Writing last month, economist and Yale fellow Stephen Roach called the Chinese government’s recent actions an effort to “control the energy of animal spirits”. “Chinese authorities are now using the full force of regulation to strangle the business models and financing capacity of the economy’s most dynamic sector,” he said. “Without entrepreneurial energy, the creative juices of China’s new economy will be sapped, along with hopes for a long-promised surge of indigenous innovation.”
How the mighty have fallen
Tencent Tencent is a globally established technology company with online products including entertainment, video games and artificial intelligence. Its services range across social networking, web portals, e-commerce, mobile games, internet services, payment systems, smartphones, and multiplayer online games. It also owns the majority of China’s music services, with more than 700 million active users and 120 million paying subscribers. In 2018, it became the first Asian tech firm to surpass $500bn in market value, though the recent declines have erased more than $100bn from that valuation.
Alibaba Alibaba is a multinational technology company that specialises in e-commerce and retail.
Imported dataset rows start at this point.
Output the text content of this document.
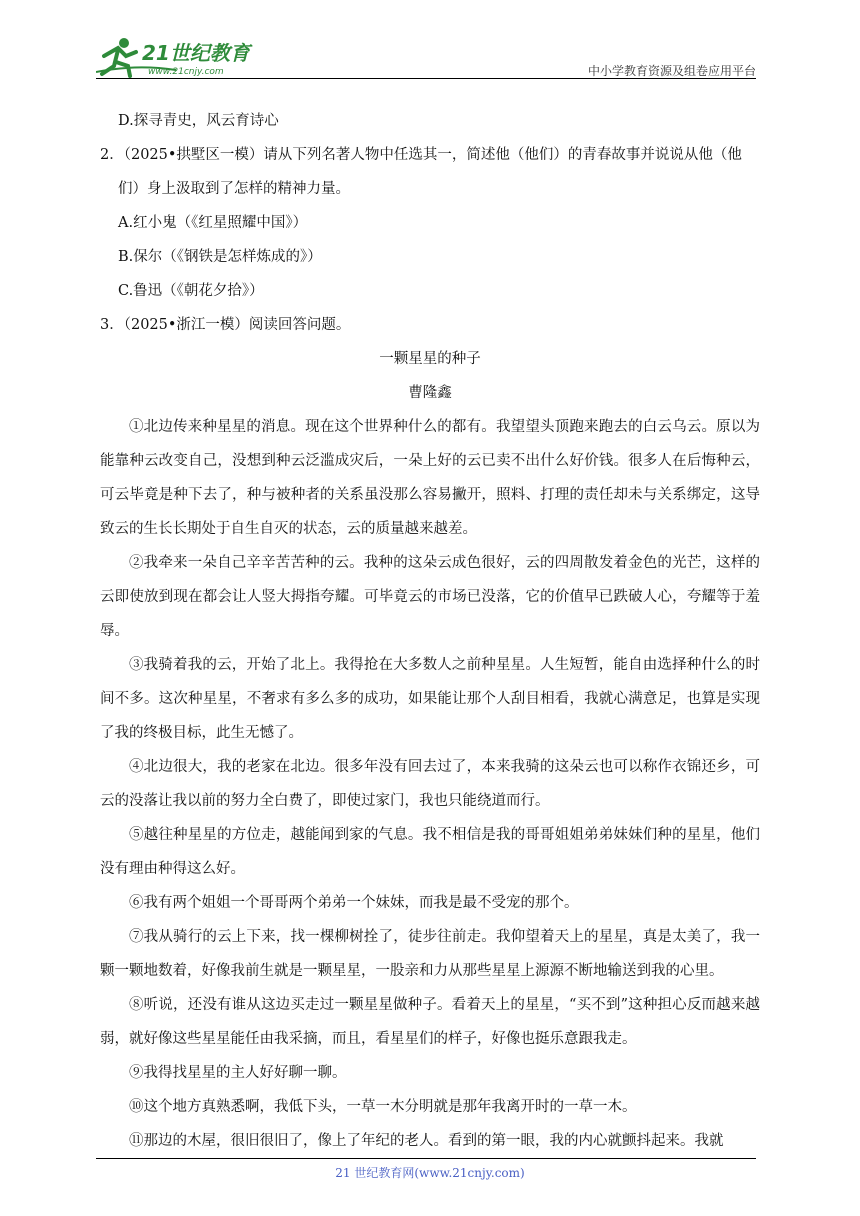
21世纪教育
www.21cnjy.com	中小学教育资源及组卷应用平台
D.探寻青史，风云育诗心
2．（2025•拱墅区一模）请从下列名著人物中任选其一，简述他（他们）的青春故事并说说从他（他
们）身上汲取到了怎样的精神力量。
A.红小鬼（《红星照耀中国》）
B.保尔（《钢铁是怎样炼成的》）
C.鲁迅（《朝花夕拾》）
3．（2025•浙江一模）阅读回答问题。
一颗星星的种子
曹隆鑫

①北边传来种星星的消息。现在这个世界种什么的都有。我望望头顶跑来跑去的白云乌云。原以为能靠种云改变自己，没想到种云泛滥成灾后，一朵上好的云已卖不出什么好价钱。很多人在后悔种云，可云毕竟是种下去了，种与被种者的关系虽没那么容易撇开，照料、打理的责任却未与关系绑定，这导致云的生长长期处于自生自灭的状态，云的质量越来越差。

②我牵来一朵自己辛辛苦苦种的云。我种的这朵云成色很好，云的四周散发着金色的光芒，这样的云即使放到现在都会让人竖大拇指夸耀。可毕竟云的市场已没落，它的价值早已跌破人心，夸耀等于羞辱。

③我骑着我的云，开始了北上。我得抢在大多数人之前种星星。人生短暂，能自由选择种什么的时间不多。这次种星星，不奢求有多么多的成功，如果能让那个人刮目相看，我就心满意足，也算是实现了我的终极目标，此生无憾了。

④北边很大，我的老家在北边。很多年没有回去过了，本来我骑的这朵云也可以称作衣锦还乡，可云的没落让我以前的努力全白费了，即使过家门，我也只能绕道而行。

⑤越往种星星的方位走，越能闻到家的气息。我不相信是我的哥哥姐姐弟弟妹妹们种的星星，他们没有理由种得这么好。

⑥我有两个姐姐一个哥哥两个弟弟一个妹妹，而我是最不受宠的那个。

⑦我从骑行的云上下来，找一棵柳树拴了，徒步往前走。我仰望着天上的星星，真是太美了，我一颗一颗地数着，好像我前生就是一颗星星，一股亲和力从那些星星上源源不断地输送到我的心里。

⑧听说，还没有谁从这边买走过一颗星星做种子。看着天上的星星，“买不到”这种担心反而越来越弱，就好像这些星星能任由我采摘，而且，看星星们的样子，好像也挺乐意跟我走。

⑨我得找星星的主人好好聊一聊。

⑩这个地方真熟悉啊，我低下头，一草一木分明就是那年我离开时的一草一木。

⑪那边的木屋，很旧很旧了，像上了年纪的老人。看到的第一眼，我的内心就颤抖起来。我就

21 世纪教育网(www.21cnjy.com)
On 19 September 2014, its initial public offering (IPO) on the New York Stock Exchange raised US$25bn, giving the company a market value of US$231bn. It was, at the time, by far the largest IPO in history.
Often referred to as China’s Amazon, Alibaba is, along with Tencent, among the 10 most valuable corporations in the world. By June this year, Alibaba had a total of 828 million annual active buyers in China.
Didi Didi is a Chinese vehicle-hire company headquartered in Beijing, with more than 550 million users and tens of millions of drivers. The company provides app-based transport services, including taxi hailing, private car hailing, social ride-sharing and bike sharing. It also offers on-demand delivery services, and automobile services such as sales, leasing, financing, maintenance, fleet operation and electric vehicle charging. It also co-develops vehicles with carmakers.